I agree with SarahW : the patient should be at the center of medical decision-making.
“at a cost of $20 million.”
This is most certainly a wise and rational investment. The government should make FAR FAR FAR more money off the taxes paid by this individual and their descendants than they would if she died and had no children.
SarahW:
I would say there has to be a caveat then: payment up front. That way the hospitals aren’t the ones left holding the bag.
The problem I see is with admissions. For example, I have no medical indication to admit a patient but “they don’t feel safe going home because they live alone”. I hate to say it, but, call a friend. Make friends. We admit you for a couple of days, Medicare won’t pay because it isn’t deemed necessary, and the patient may or may not pay. I work at a not-for-profit hospital and people are starting to lose their jobs.

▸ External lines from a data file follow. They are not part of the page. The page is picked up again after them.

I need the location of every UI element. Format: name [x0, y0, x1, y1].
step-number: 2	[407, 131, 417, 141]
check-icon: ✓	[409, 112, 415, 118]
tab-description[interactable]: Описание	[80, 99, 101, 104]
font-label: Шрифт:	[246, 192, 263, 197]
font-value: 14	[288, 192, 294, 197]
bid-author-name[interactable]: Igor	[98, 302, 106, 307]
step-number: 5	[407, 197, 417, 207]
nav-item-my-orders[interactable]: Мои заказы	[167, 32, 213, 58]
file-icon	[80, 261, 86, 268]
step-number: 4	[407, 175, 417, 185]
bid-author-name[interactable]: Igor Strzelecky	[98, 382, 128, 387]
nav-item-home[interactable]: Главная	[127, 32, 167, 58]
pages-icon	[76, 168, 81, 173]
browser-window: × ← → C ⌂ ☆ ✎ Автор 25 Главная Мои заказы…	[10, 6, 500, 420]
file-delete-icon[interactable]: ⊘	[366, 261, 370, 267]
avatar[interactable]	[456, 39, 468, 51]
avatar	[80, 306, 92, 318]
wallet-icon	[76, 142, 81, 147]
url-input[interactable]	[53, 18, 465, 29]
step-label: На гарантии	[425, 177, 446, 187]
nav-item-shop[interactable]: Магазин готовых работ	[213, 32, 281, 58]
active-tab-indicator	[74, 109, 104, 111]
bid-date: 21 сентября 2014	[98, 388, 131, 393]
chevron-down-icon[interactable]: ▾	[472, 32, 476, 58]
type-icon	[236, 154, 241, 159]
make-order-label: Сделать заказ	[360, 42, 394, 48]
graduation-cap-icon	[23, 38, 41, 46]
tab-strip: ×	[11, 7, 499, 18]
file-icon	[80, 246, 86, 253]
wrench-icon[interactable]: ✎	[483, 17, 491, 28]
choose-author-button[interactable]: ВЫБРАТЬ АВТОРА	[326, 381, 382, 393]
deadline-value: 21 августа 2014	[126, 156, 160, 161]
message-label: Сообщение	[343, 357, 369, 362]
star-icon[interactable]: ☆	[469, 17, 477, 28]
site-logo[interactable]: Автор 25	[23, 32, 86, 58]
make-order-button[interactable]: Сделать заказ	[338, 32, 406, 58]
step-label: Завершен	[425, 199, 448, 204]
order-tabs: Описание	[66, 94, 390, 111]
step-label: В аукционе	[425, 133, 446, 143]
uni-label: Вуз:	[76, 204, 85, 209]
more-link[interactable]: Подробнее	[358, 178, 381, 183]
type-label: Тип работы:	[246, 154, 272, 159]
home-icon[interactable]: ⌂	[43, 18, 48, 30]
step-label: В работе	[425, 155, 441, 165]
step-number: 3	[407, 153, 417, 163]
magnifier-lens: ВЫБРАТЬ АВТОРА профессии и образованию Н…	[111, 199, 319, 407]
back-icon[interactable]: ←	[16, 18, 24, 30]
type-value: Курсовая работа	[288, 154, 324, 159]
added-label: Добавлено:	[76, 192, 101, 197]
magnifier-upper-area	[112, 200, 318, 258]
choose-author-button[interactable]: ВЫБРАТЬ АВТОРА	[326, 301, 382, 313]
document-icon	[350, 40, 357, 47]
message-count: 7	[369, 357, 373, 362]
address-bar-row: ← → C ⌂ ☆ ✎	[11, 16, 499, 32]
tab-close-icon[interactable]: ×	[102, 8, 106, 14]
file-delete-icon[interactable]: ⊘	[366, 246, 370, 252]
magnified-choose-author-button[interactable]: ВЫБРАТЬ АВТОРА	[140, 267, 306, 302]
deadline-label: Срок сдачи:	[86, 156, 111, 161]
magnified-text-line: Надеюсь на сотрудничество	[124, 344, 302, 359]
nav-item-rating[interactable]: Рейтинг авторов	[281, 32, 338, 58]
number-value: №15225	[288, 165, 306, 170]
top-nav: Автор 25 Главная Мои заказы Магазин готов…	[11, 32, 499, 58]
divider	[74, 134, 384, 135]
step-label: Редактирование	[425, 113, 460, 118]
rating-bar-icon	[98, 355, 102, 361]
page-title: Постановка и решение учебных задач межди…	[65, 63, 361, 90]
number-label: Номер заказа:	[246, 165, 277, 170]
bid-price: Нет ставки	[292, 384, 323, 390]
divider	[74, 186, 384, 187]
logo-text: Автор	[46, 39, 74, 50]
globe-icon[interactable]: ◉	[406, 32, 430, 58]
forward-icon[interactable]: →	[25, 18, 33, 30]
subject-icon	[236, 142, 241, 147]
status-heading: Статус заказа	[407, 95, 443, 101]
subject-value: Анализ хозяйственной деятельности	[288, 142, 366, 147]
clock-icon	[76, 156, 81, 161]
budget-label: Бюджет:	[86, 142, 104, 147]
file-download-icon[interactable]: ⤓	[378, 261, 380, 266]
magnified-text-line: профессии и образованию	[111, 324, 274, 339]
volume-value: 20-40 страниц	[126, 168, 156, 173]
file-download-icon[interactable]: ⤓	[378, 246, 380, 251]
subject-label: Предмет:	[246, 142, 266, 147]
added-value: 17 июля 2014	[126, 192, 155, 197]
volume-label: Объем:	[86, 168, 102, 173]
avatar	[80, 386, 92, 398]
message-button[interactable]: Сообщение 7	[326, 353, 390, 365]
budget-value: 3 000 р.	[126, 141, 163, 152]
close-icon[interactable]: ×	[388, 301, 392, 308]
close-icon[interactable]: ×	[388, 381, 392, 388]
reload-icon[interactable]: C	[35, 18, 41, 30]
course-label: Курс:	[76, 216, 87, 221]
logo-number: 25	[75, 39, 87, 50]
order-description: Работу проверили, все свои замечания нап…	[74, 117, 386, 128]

Last night I readmitted a pt who was discharged 2 days before. His first admit was an MI complicated by crack-cocaine use. Got a couple of stents, some new meds, sent home. I readmit him after he goes home and smokes crack for 2 days and doesn’t take any of his meds. I say that if he can’t pay for the hospitalization up front, no admit. You got your chance, buddy. Because we know Medicare (yes, he was of Medicare age) isn’t paying for a readmit within 30 days. Guess someone else just lost their job. I feel that as a physician, I AM responsible for this. We worry so much about the first three principles of ethics (do good, do no harm and patient autonomy) that we forget about the last one – social justice (including rationing so that health care is more available to everyone.)
I had a patient come in today. His back hurts. He already got his wife’s boss (a physician) to call in prednisone for his back 2 days ago. He is taking his wife’s percocet (which he most likely does not need) and he came to see me today. He had this 4 years ago and got a shot in his back and it was better until now.
After listening I told him that he was receiving appropriate care and I was not sure why he was seeing me. He stated “I want an MRI of my back just to see what is going on.” I advised him it was too early and wait a bit. He does not require an MRI according to standard medical care. He insisted. Insurance denied it so I told him he could pay cash if he wanted it now.